Livestock Sector Organic Waste Management

Livestock Sector Organic Waste Management

The livestock sector continues to grow around the world. Accordingly, sector related waste, especially manure has a serious impact on the water quality and environment (FAO, 2006). Zoonotic pathogens and pesticide waste are the major pollutants produced by the above mentioned sector (WHO, 2012; NORMAN, 2016). During the past 20 years, amongst the agricultural pollutants a new class of pollutants has emerged in the form of veterinary medicines, which access the ecosystem through the waters drained from the farms. This process has extensive impact on the global issue of bacterial antibiotic resistance. 

An important problem for the environment is the urine and manure accumulated in the farms. Direct release of manure, urine, polluted waters into the environment results in soil and water pollution by such matters.

It is noteworthy, that fecal matters in the environment contain high levels of zoonotic microorganisms, which can be harmful to human health as well. In fecal matters commonly contain Campylobacter spp., Escherichia coli O157:H7, Salmonella spp. and Clostridium botulinum, as well as parasitic organisms such as:  Giardia lamblia, Cryptosporidium parvum and Microsporidia spp.. Inadequate control of fecal matters in the environment leads to soil pollution, as well as water pollution and becomes the fundamental cause for animal and human diseases. In order to prevent this problem it is critical to introduce adequate manure and waste management in livestock farms. 

What shall we know about proper management of the manure:

Manure management refers to collection, storage, processing, and utilization of animal manures in an environmentally sustainable manner. Collected manure shall be used in the agricultural lands in the manner, which ensures supply of required nutrition to the soil and prevents water pollution and high levels of nutrient concentration. 

According to the National Statics Office of Georgia, in 2022 number of livestock is only 12% less than in 2010. But application of organic fertilizers has decreased by 54% (GeoStat, 2022). While, according to the Climate Change Strategy 2030 of Georgia, 19% of greenhouse gases are emmitted through the agricultural sector. Out of this 19%, 85% is directly related to the livestock sector and only 41% is resulted from the improper management of the manure. 

It shall also be noted that, release of organic nutrients (especially phosphor and nitrogen) in the water may result in undesired growth of aquatic plants and seaweed, toxic blue-green algae and have considerable impact on the water ecosystem. It is noteworthy, that oxidization of organic matter in the water reduces oxygen content in the water leading to death of fish and other aquatic inhabitants. 

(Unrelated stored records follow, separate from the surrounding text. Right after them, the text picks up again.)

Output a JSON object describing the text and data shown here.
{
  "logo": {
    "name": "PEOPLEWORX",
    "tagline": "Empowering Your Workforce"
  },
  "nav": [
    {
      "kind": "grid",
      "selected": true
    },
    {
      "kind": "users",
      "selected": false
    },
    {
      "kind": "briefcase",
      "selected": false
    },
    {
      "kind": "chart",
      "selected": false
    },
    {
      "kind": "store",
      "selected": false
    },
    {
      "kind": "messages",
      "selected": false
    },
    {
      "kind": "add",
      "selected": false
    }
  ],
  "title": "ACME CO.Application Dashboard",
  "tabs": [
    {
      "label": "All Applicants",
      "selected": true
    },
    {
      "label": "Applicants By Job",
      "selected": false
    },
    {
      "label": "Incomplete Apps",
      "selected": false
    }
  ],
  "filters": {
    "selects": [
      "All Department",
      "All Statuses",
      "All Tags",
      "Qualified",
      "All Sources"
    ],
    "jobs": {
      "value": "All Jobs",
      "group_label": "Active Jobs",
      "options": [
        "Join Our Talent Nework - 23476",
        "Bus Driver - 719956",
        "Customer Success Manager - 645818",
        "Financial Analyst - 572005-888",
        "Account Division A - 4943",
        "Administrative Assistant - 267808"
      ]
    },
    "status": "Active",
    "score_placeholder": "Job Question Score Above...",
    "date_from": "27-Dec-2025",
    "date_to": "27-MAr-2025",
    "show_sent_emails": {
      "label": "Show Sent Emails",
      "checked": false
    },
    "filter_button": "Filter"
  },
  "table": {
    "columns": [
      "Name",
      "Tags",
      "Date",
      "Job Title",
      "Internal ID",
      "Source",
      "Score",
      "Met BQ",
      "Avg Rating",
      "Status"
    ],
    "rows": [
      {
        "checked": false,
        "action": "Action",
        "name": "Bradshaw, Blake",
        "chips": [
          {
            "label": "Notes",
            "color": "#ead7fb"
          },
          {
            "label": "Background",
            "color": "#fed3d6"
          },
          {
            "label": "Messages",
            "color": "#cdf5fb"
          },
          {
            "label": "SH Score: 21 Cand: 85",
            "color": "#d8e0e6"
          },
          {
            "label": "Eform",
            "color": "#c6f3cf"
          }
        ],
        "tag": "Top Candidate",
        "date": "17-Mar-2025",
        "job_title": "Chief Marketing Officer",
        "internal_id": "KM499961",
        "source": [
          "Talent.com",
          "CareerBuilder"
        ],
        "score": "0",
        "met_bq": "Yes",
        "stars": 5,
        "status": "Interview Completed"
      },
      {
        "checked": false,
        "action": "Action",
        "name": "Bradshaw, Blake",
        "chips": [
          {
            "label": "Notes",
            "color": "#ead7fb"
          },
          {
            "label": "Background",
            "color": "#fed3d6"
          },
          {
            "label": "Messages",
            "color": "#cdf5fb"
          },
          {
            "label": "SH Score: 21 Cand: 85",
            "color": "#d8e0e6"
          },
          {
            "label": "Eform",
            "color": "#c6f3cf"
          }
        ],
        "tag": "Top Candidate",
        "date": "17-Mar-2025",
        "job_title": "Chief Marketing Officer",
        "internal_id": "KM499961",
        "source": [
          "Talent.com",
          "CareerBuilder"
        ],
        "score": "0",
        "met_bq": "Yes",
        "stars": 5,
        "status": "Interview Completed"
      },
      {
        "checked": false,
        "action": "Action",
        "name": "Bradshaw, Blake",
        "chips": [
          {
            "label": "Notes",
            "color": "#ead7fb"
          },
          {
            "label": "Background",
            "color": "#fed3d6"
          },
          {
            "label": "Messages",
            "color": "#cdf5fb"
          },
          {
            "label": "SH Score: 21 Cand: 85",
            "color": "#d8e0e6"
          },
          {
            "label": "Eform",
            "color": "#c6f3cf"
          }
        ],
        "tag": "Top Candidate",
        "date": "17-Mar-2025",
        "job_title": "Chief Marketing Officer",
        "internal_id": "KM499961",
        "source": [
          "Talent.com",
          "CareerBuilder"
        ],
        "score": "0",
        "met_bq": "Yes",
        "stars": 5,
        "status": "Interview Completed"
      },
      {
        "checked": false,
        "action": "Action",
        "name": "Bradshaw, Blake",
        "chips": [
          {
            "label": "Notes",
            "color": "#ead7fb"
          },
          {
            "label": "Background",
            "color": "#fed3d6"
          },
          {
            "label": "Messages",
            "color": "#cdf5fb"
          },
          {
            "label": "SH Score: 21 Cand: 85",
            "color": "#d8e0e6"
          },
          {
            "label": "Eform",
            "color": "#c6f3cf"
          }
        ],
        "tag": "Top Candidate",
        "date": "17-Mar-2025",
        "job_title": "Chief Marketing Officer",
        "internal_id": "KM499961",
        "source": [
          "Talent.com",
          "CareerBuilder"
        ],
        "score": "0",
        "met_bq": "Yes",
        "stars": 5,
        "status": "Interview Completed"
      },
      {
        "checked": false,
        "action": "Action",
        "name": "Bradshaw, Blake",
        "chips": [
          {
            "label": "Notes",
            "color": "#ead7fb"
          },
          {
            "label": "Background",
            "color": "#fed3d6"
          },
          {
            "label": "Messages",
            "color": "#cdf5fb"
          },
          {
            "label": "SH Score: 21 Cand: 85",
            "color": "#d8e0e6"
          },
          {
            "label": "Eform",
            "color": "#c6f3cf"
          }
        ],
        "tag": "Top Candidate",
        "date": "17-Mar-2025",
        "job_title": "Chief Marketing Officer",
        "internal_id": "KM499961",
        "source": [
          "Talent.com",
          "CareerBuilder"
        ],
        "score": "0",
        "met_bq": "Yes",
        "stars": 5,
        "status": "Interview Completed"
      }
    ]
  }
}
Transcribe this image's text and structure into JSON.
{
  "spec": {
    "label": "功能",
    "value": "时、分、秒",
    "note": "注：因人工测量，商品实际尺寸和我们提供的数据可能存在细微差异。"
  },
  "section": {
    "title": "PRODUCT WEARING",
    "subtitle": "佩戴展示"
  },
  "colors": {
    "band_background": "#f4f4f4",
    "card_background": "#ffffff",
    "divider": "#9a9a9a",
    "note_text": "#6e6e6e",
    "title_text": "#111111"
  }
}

How to decrease livestock sector related water pollution: 

  • Livestock shall be kept in fenced area, so that animals do not have direct access to coastline and surficial aquifers; 
  • Designated collection areas (such as manure pits) shall be arranged on the farms in order to collect polluted water, urine, manure, and other waste. 

 

The benefits of proper manure management: 

Adequate management of the manure and its application as a fertilizer may improve soil fertility, increase soil water collection ability, and reduce wind and water related erosion. In livestock stalls, where organic stall mats/layers are used, which mainly consist of food and other organic waste (such as corn and wheat, grass) urine and manure is mixed. Such matter can be managed in two ways: the first way is to use designated commercial means, which contain beneficial microorganisms and support biomass decomposition (as a rule, such means are composed of safe bacteria and fungus, which are safe for the environment as well). And another way is composting of manure and biomass layer in designated areas, thus, the environment pollution can be prevented.